Last Monday I attended the ISIS Papyrus Open House in Amsterdam together with about 30 others: customers, prospects and IT service suppliers.
There was a great keynote from Max Pucher. Very subtly he ends on the ISIS Papyrus platform but the 90 minutes before are about quantum physics, the human brain, the crisis being caused by the media and how we should act counter cyclic. He manages to get his message across in such a way that the audience grasps the relation with business architecture. Knowing Max a little via conversations, previous talks and his blogs it wasn’t a surprise. For some newbies it was. The much needed coffee break learned that the audience loved it.
It was also good to note that the number of analysts that understand that ISIS Papyrus is way more than just Output Management is growing. Strategy Partners and Butler already did. Now Forrester is ‘getting’ it. They do understand that ISIS offers the means to deliver an integrated solution that covers not only output management but the functionality of ECM, BPM. CRM, Event Processing and Analytics.
Also good to see that several customers realized that they have been – let’s be gentle here – not the smartest in the class when they decided to add huge additional silo’s in their IT landscape that offers similar but less integrated functionality. On the road to maturity this awareness is an important step to take.
Where Max reached as high as the Alps, he made it difficult for those that followed him with the down to earth presentations. As slick as the Eye user interface is, some presentations can do with some brushing up. But that is nitpicking. The message was clear, well aligned and had a smooth build up.
For me the presentation on the Case Management framework was relatively new. I’ve read through it before but never had being able to ‘sit in’ and listen. And… it’s again a perfect sample of how well the platform is assembled and frameworks being defined. We learned that their running a PoC at a financial company against another ECM vendor and were shown some screenshot from what they did in a 400-hour effort. Knowing their competitor well, I can’t imagine them to bring the same to the table with in the same effort. Let alone that I expect it will be way more custom coding by their competitor. I want a framework to cater for that and from what I’ve seen so far from their competitors framework, it is not up to par.
A small sidestep: I do want to understand what frameworks mean for the traditional ECM players like EMC, IBM and so on and to do so, I will be playing with the EMC Case Management framework starting within a few days.
Compared to a year ago, there were changes. A better location (Pulitzer Amsterdam), a better aligned flow of the day, a larger and better educated audience and – of course – new content but this time presented in a better mix between pre-demo knowledge transfer and the actual demo. Timing the presentations – like in many other conferences – remains a challenge. Suggestion: reserve 90 minutes for Max but don’t tell him
Due to Freddie van Rijswijk managing the local Dutch presence the business is starting to move. Because we all know that actions speak louder than words, it’s waiting for the one sheep that leaps over the ditch and all the rest will follow. From all conversations, the feeling remains that it’s only a matter of time.

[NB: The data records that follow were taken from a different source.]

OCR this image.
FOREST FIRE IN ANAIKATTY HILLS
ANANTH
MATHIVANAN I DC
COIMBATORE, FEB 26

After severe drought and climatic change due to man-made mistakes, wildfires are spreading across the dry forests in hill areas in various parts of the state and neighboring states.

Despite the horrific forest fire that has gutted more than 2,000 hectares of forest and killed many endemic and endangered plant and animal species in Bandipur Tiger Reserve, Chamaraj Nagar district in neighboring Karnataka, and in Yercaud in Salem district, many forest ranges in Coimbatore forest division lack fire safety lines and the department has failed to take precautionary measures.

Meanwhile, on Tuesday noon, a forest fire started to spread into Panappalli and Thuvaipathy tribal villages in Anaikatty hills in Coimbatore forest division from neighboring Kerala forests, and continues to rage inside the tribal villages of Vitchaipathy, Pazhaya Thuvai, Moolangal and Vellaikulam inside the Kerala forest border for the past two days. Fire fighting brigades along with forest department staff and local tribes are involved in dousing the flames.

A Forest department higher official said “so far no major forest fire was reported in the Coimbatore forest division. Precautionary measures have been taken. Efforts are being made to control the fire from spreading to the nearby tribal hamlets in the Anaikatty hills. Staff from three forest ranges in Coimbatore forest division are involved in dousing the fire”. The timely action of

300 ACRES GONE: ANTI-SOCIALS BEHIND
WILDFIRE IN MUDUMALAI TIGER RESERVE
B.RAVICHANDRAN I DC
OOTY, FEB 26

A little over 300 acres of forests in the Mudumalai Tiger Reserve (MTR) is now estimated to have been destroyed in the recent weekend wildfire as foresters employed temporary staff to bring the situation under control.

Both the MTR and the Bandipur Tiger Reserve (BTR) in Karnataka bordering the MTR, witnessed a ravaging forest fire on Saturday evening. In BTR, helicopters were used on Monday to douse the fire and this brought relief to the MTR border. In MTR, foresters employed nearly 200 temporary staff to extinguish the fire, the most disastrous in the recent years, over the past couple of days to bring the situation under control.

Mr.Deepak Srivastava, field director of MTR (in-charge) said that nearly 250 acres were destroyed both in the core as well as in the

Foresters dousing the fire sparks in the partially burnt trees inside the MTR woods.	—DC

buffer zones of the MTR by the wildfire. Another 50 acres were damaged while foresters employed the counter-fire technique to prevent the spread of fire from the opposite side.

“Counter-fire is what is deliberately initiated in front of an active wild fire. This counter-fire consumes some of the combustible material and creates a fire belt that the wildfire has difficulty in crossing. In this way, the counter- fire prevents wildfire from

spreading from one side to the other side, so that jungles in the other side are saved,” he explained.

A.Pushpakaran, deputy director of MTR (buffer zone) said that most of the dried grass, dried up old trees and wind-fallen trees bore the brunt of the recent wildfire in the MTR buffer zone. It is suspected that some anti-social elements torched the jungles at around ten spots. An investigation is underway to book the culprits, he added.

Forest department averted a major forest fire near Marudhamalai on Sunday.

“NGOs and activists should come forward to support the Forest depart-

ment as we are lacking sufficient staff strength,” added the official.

That’s not what I can say personally. It will take some more ground work to always include ISIS in the short-list of possible solutions for Case Management. Ignorance is bliss.
One final remark before moving on to meet the challenges of today: I’m now struggeling on how to model business processes during requirements phase (that’s when I’m only talking about ‘what’ and don’t care about ‘how’) when I do want to stick to events, actions and states. I’m not yet convinced it needs to be UML diagrams…
Food for thought that I will talk about later this week.